Should the political will exist, China may eventually develop superpower capabilities. China’s first aircraft carrier, the Liaoning, was commissioned in 2012but as a refitted Soviet carrier, it remains technologically limited. However, China has already begun the difficult process of developing an aircraft carrier built entirely with Chinese designs and technology. Indigenous defense development coupled with an expanding research and development/science and technology base offers Beijing a means to reduce China’s technology gap with the United States. Furthermore, while China currently lacks the basing agreements that enable the U.S. military to operate worldwide, it publicly announced construction on its first overseas “support facility” in Djibouti in February 2016.

There are other hurdles that China cannot overcome with money alone. China has not fought a war since 1979. Its military remains untested, and its officers lack combat experience comparable to their counterparts in the U.S. military. The recent reorganization of the PLA may exacerbate these issues in the short term as command hierarchies, especially with regard to command and control, are realigned. Considering these limitations, it could be decades before China possesses the capabilities to project military power on a global scale.

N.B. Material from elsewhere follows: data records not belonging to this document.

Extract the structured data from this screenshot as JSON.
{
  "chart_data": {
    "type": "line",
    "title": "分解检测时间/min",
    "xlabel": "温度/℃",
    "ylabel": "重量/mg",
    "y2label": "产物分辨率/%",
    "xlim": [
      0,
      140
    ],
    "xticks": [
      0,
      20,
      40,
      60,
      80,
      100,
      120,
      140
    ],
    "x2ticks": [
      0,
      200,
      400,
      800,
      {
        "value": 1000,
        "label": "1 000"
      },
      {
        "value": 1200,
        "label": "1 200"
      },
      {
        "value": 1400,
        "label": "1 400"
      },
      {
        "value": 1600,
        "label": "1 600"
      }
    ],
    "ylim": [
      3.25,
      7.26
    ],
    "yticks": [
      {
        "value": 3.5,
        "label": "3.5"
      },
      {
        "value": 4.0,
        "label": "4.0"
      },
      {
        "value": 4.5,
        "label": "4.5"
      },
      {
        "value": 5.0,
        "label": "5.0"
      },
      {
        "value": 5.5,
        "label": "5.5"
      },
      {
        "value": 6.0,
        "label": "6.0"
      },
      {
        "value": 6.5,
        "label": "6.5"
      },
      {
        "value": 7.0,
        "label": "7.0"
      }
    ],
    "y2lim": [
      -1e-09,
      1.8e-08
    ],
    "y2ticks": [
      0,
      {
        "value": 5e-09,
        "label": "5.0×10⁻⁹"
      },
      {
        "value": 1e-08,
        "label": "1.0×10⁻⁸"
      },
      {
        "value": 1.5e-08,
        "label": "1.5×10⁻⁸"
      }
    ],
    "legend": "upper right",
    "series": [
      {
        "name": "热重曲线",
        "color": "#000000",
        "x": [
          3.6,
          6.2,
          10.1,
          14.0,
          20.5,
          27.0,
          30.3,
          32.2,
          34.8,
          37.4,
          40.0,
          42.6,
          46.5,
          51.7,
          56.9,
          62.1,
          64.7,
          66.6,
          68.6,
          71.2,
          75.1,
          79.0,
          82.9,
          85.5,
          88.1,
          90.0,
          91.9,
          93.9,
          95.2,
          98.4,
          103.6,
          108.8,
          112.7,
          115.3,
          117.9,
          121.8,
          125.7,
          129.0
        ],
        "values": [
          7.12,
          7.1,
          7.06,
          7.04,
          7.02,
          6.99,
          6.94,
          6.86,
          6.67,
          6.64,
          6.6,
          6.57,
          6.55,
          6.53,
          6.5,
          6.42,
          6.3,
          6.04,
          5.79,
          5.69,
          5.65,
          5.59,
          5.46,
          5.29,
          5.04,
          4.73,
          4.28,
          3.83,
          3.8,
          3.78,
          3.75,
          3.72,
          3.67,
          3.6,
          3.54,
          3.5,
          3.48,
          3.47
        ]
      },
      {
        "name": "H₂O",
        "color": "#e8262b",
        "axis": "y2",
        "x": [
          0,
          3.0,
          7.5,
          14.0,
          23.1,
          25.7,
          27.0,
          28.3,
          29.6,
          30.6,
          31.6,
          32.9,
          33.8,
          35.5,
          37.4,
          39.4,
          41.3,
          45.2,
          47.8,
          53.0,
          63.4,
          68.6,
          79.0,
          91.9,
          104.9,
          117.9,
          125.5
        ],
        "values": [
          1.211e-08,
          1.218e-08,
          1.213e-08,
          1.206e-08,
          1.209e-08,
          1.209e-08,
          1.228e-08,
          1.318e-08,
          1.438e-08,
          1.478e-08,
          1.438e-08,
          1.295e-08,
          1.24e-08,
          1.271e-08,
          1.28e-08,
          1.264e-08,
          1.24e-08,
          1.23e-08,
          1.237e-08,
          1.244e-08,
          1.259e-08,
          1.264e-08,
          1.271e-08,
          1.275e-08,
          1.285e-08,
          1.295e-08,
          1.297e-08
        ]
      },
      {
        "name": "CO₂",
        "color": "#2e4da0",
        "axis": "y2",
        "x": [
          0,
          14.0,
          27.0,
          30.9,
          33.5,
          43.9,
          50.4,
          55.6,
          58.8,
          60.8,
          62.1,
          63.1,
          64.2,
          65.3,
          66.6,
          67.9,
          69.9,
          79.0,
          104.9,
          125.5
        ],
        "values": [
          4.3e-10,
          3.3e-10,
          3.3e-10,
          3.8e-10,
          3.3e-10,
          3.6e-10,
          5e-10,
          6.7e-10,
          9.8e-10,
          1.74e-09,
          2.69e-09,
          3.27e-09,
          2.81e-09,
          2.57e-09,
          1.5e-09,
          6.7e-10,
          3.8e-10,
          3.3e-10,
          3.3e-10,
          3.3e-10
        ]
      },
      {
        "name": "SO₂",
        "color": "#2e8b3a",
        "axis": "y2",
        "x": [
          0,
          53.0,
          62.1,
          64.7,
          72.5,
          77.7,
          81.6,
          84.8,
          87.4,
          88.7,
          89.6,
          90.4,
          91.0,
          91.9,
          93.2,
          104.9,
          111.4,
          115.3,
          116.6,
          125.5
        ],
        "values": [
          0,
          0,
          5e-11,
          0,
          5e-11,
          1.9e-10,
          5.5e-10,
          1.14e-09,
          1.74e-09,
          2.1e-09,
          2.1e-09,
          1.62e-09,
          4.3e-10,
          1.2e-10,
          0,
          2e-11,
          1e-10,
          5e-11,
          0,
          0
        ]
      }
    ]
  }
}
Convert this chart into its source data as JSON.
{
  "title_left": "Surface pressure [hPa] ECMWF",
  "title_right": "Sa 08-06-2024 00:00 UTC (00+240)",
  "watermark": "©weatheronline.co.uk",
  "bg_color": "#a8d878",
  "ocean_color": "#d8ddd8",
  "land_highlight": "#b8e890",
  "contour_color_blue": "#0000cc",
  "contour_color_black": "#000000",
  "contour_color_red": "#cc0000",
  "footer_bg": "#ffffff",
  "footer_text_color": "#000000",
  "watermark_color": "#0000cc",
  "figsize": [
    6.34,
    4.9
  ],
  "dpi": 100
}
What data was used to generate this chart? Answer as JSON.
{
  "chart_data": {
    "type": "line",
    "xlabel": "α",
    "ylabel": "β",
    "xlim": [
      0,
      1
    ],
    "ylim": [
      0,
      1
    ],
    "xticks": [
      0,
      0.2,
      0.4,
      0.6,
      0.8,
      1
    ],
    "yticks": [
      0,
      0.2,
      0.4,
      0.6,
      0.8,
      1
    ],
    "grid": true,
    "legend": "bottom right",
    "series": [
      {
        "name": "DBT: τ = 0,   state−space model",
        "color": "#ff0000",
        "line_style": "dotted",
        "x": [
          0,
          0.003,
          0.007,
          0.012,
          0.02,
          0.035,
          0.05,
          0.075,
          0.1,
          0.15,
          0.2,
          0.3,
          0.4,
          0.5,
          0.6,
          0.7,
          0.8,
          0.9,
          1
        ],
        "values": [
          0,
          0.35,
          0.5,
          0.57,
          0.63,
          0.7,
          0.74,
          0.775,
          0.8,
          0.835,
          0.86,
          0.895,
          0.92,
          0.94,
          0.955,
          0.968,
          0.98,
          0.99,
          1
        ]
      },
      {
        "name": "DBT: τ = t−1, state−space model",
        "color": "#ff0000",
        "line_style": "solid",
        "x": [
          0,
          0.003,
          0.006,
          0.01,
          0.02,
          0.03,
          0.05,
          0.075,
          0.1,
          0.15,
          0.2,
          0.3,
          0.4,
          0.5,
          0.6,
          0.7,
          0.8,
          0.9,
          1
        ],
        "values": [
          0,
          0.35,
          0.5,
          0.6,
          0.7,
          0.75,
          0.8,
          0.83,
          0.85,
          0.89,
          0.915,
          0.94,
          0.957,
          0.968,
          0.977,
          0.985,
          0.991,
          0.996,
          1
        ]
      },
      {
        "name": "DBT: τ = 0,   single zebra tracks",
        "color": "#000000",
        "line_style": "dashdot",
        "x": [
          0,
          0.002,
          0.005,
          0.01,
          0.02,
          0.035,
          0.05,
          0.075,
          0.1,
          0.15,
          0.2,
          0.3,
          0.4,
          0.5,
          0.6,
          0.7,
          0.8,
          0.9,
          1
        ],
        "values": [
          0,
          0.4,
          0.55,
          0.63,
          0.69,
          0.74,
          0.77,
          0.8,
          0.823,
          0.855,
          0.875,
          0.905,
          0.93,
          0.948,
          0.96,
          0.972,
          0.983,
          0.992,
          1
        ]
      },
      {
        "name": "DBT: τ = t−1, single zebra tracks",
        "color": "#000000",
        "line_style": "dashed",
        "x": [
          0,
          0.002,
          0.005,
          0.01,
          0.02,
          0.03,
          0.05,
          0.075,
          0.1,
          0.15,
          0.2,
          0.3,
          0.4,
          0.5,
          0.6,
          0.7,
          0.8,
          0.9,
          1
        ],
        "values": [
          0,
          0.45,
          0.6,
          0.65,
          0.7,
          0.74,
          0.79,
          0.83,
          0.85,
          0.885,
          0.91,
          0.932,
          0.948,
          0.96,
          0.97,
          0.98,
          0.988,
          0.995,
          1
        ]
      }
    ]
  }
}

Myth #2: China's holdings of over $1 trillion in U.S. debt give it leverage over America.

The fear that China’s ownership of American debt affords it leverage over the U.S. economy is misplaced and overblown. The purchasing of sovereign debt by foreign countries is a normal transaction that helps maintain openness in the global economy.

States hold debt for a variety of reasons. Foreign sovereign debt frequently comprises a portion of states’ foreign exchange reserves, which enable states to pay for foreign goods and investment abroad. Central banks also purchase sovereign debt to maintain exchange rates, to forestall economic instability and as a low-risk store of value. China buys U.S. debt for these same reasons.